05.08.2020 change 05.08.2020

‘Sky map’ reveals universe more uniform than previously thought

A map from the KiDS survey projected onto the sky shows 'ripples' in the distribution of matter in the far Universe, imaged by gravitational lensing. The smallest visible spots are approximately 30 million light years in size. In the foreground is the Paranal Observatory, home to the VLT Survey Telescope. Credit: B. Giblin, K. Kuijken and the KiDS team. Foreground panorama: ESO/Y.Beletsky CC BY 4.0. A map from the KiDS survey projected onto the sky shows 'ripples' in the distribution of matter in the far Universe, imaged by gravitational lensing. The smallest visible spots are approximately 30 million light years in size. In the foreground is the Paranal Observatory, home to the VLT Survey Telescope. Credit: B. Giblin, K. Kuijken and the KiDS team. Foreground panorama: ESO/Y.Beletsky CC BY 4.0.

A new map of the universe has revealed it is almost 10 percent more uniform than the standard cosmological model predicts.

Based on the Kilo-Degree Survey (KiDS) the map covers 1,000 square degrees, which corresponds to 5 percent of the sky available for cosmological observation. The analysis included 31 million galaxies, the farthest of them 10 billion light years from Earth.

The international team including Dr. Maciej Bilicki from the Center for Theoretical Physics of the Polish Academy of Sciences in Warsaw made the discovery using the OmegaCAM camera mounted on the VLT Survey Telescope (VST) at the Paranal Observatory in Chile, part of the European Southern Observatory (ESO).

The KiDS Sky Survey observes galaxies to create maps of the distribution of matter in the Universe. Scientists use the weak gravitational lensing phenomenon. Light from distant galaxies is slightly bent on its way to us by gravitational fields generated by large clusters of matter, such those as in galaxy clusters. On this basis, scientists can conclude how strongly matter accumulates on the largest cosmic scales. This applies to all matter occurring in the Universe, both ordinary matter and invisible dark matter, which constitutes the vast majority of matter in space.

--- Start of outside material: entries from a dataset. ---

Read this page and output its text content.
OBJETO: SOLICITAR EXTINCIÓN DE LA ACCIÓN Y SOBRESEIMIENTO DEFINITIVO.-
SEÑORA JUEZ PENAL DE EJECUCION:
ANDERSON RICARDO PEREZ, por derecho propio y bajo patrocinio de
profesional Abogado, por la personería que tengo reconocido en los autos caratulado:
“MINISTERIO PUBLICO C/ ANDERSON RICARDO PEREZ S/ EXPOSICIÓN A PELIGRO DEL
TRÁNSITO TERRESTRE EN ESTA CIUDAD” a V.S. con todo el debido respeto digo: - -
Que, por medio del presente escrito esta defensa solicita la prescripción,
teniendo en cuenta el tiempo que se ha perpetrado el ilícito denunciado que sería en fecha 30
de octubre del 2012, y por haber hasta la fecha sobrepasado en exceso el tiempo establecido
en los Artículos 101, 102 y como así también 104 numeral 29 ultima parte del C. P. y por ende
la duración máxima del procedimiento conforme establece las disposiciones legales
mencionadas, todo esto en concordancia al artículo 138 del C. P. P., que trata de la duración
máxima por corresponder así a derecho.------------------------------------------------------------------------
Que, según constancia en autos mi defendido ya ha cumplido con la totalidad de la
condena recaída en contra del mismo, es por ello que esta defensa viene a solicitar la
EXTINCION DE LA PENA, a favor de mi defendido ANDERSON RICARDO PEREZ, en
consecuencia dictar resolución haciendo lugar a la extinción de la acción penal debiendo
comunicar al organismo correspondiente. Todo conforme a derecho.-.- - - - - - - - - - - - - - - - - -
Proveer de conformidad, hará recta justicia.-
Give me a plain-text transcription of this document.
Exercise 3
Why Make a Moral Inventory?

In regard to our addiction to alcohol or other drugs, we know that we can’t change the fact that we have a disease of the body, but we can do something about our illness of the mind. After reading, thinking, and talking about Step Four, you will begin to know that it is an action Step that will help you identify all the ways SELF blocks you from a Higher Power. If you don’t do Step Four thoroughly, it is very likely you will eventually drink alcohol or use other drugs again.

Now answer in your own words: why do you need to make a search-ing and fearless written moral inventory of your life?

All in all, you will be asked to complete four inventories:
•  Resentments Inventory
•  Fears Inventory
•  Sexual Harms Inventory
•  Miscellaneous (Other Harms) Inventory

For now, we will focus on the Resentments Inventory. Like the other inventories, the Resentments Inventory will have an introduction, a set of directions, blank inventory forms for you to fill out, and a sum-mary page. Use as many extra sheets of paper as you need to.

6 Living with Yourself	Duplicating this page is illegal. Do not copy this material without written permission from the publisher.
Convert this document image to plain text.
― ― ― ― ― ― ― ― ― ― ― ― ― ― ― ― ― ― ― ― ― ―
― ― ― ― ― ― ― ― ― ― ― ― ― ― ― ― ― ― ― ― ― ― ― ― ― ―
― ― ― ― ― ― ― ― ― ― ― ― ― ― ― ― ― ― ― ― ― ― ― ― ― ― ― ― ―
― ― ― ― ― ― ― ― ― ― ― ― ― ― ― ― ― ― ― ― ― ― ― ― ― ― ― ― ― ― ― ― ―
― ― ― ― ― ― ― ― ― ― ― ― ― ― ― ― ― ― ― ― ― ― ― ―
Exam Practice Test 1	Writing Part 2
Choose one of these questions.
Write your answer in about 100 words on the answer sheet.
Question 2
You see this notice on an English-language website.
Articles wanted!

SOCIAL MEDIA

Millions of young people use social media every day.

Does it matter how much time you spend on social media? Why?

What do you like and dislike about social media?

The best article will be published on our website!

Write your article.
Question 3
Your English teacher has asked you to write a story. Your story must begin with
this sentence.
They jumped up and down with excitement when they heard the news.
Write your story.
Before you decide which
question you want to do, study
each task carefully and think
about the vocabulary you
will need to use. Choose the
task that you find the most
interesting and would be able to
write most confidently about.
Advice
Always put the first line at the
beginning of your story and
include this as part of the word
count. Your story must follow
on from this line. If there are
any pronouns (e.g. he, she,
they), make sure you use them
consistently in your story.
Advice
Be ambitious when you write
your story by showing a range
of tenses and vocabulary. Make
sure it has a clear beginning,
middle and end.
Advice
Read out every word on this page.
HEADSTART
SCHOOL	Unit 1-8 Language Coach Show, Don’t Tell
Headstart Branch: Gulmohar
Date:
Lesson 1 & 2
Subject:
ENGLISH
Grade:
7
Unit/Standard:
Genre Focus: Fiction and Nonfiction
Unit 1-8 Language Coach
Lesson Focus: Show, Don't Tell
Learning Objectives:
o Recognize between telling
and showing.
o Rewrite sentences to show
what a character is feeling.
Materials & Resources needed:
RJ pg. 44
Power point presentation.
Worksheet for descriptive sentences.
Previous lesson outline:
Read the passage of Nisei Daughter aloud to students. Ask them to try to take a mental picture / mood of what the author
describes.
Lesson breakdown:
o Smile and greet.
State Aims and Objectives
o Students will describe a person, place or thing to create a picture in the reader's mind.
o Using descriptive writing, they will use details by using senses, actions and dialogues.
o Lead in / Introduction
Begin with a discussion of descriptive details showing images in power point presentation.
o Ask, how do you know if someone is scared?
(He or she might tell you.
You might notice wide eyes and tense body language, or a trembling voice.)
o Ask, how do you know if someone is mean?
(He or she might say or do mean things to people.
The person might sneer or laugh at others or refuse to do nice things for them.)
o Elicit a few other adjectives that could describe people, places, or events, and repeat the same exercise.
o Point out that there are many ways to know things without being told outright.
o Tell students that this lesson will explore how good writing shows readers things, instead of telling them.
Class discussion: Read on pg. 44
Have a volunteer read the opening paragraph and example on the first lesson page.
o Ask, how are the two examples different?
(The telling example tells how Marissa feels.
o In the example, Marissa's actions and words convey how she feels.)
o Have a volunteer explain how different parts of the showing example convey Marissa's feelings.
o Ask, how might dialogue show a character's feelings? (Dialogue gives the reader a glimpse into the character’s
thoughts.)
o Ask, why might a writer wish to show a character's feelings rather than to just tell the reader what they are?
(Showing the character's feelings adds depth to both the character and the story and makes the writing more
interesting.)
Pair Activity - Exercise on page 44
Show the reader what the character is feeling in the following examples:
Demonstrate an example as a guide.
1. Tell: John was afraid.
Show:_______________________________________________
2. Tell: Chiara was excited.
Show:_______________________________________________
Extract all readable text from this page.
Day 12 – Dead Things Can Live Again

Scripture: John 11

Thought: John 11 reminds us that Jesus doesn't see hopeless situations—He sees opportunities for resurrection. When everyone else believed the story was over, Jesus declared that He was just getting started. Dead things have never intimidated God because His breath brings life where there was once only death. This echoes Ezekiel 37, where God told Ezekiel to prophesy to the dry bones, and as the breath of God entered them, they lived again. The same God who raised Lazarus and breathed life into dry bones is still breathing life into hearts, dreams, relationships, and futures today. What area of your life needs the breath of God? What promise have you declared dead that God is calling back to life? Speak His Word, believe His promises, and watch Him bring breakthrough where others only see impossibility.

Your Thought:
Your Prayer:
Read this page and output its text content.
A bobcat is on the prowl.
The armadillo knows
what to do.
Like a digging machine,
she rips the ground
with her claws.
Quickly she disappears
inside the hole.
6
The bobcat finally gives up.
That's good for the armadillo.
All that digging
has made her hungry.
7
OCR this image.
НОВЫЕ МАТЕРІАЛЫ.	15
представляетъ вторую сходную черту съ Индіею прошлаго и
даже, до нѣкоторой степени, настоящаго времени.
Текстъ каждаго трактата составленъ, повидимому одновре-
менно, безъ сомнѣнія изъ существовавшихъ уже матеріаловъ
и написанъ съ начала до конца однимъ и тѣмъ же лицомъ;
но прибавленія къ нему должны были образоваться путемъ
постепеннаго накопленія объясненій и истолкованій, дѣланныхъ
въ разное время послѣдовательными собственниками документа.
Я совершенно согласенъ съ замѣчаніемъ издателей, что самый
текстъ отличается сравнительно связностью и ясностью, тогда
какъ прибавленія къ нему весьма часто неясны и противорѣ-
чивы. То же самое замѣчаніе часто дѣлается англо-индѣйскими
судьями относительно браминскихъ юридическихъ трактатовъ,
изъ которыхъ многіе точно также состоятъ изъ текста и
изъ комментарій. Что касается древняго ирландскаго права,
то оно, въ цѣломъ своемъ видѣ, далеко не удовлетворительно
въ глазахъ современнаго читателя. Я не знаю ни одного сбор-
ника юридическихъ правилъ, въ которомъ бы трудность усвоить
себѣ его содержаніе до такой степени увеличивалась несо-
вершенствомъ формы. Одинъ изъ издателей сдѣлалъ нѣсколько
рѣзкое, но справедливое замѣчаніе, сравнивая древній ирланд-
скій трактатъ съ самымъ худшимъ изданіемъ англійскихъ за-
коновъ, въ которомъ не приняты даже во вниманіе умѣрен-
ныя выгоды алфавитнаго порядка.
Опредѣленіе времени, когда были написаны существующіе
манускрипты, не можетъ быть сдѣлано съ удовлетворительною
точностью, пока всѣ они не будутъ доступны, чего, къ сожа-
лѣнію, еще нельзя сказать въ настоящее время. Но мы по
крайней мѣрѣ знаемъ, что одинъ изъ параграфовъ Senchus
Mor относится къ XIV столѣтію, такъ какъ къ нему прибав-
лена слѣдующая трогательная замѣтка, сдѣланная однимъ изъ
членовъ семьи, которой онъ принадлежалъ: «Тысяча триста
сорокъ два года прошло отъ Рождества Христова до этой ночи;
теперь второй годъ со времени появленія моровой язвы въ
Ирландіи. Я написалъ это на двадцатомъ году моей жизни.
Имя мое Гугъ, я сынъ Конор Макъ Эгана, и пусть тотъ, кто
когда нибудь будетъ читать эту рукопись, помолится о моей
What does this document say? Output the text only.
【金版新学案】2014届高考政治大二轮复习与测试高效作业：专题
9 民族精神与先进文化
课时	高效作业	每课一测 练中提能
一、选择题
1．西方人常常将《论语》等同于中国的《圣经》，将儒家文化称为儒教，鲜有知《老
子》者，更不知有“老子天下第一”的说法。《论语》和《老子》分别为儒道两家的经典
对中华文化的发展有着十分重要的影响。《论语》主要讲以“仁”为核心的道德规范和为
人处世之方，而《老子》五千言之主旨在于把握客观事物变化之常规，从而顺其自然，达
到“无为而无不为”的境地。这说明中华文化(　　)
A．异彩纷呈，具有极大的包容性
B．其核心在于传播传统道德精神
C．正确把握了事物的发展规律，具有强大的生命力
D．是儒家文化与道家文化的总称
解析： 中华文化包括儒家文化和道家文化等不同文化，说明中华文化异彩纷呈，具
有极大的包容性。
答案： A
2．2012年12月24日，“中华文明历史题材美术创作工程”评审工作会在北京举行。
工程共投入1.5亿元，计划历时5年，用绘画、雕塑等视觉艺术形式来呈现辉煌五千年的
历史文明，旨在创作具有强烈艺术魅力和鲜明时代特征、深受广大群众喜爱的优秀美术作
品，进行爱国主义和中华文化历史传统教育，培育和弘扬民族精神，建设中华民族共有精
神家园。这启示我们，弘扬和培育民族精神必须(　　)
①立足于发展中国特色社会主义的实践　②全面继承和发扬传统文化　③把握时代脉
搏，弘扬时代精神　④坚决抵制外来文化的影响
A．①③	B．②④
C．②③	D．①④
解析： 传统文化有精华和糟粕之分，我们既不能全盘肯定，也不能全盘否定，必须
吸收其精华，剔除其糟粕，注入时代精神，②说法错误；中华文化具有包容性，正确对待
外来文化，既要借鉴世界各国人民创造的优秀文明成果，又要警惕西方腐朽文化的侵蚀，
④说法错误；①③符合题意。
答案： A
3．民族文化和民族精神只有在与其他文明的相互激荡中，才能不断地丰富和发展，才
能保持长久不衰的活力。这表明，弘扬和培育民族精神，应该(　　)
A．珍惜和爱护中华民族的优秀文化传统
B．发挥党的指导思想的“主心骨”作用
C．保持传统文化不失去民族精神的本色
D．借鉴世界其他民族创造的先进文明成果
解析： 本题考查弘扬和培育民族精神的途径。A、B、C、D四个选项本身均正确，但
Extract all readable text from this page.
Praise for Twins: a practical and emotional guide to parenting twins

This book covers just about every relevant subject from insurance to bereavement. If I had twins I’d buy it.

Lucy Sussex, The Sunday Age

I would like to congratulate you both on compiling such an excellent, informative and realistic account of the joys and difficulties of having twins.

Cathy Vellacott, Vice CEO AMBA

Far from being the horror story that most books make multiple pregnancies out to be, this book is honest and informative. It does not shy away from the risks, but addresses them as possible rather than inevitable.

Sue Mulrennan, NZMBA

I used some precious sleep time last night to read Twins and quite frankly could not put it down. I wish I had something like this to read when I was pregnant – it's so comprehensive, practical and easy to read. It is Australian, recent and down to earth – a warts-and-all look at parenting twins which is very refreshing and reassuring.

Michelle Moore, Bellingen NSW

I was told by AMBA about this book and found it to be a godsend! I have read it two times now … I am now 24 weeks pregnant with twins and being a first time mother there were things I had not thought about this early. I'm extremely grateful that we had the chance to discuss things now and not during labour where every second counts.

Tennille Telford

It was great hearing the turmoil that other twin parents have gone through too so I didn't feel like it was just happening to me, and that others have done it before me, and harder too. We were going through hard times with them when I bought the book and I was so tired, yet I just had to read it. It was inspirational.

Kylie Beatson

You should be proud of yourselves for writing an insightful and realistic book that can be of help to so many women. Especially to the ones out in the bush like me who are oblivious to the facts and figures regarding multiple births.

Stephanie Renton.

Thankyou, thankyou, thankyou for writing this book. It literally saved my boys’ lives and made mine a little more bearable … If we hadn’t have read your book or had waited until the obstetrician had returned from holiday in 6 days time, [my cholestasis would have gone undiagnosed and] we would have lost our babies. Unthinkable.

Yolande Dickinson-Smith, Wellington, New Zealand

With the passage of time, due to gravitational interactions, matter forms clusters and thus the universe becomes less and less uniform. At the same time, we know that the Universe expands, which slows down the formation of such clusters. Both processes are governed by the laws of gravity, so studying them is necessary for validating the standard cosmological model called Λ-CDM. This model fairly accurately predicts how the distribution of densities of matter should change during the evolution of the Universe.

Dr. Maciej Bilicki from the Center for Theoretical Physics of the Polish Academy of Sciences in Warsaw said: “The Λ-CDM model, or Lambda-Cold Dark Matter, is a standard cosmological model, which we adopt as valid on the basis of the consistence of various, independent measurements, thanks to which we know the current and past pace of expansion of the Universe and the matter-energy budget it contains.

“These measurements show that, firstly, most (85%) of matter is +dark+, which means that it does not interact with light (it does not shine, does not reflect or absorb light), and we know about its existence thanks to its gravitational interaction observed from the scales of single galaxies to the large-scale structure in the Universe. Secondly, the Universe has not only been expanding for about 14 billion years (since the Big Bang), but for several billion years this expansion has been accelerating.

“According to Einstein's general theory of relativity (which says how the Universe should evolve), in the simplest case, the so-called cosmological constant, usually denoted by the letter Λ (Greek Lambda) is responsible for this accelerating expansion. We also call it dark energy, to distinguish it from matter, which would slow the expansion due to its own gravity. In the cosmic matter-energy budget, dark energy currently dominates. We don't know why, nor do we know what dark energy and dark matter physically are. These are some of the greatest mysteries of modern physics.”

He added that the discrepancy concerns the measurement of the 'degree of densification of matter' in the largest scales. This quantity is measured independently from cosmological weak gravitational lensing, and more indirectly by precise measurements of the properties of the microwave background radiation.

For several years, we have seen that these two methods do not give consistent values, the researcher explains. In particular, the measurement from KiDS differs from that provided by the Planck satellite. The situation is similar to the Hubble constant, where the 'direct' measurements also deviate from the Planck results, although the discrepancy there is much greater than in the case of the degree of uniformity of the Universe.

Bilicki said: “In both cases, the direct methods are getting more and more accurate, that is, their measurement errors gradually decrease. Hence, these discrepancies become more and more intriguing. We believe that our measurements are carried out correctly, so maybe the problem lies in their incorrect interpretation - maybe our cosmological model should be modified? 

“We do not know the answer to this question yet, but we do know that such a modification would be extremely difficult, because numerous independent measurements have been confirming this model for many years.”

The final KiDS maps are expected to be published in the next two years and cover 30 percent more of the sky than today.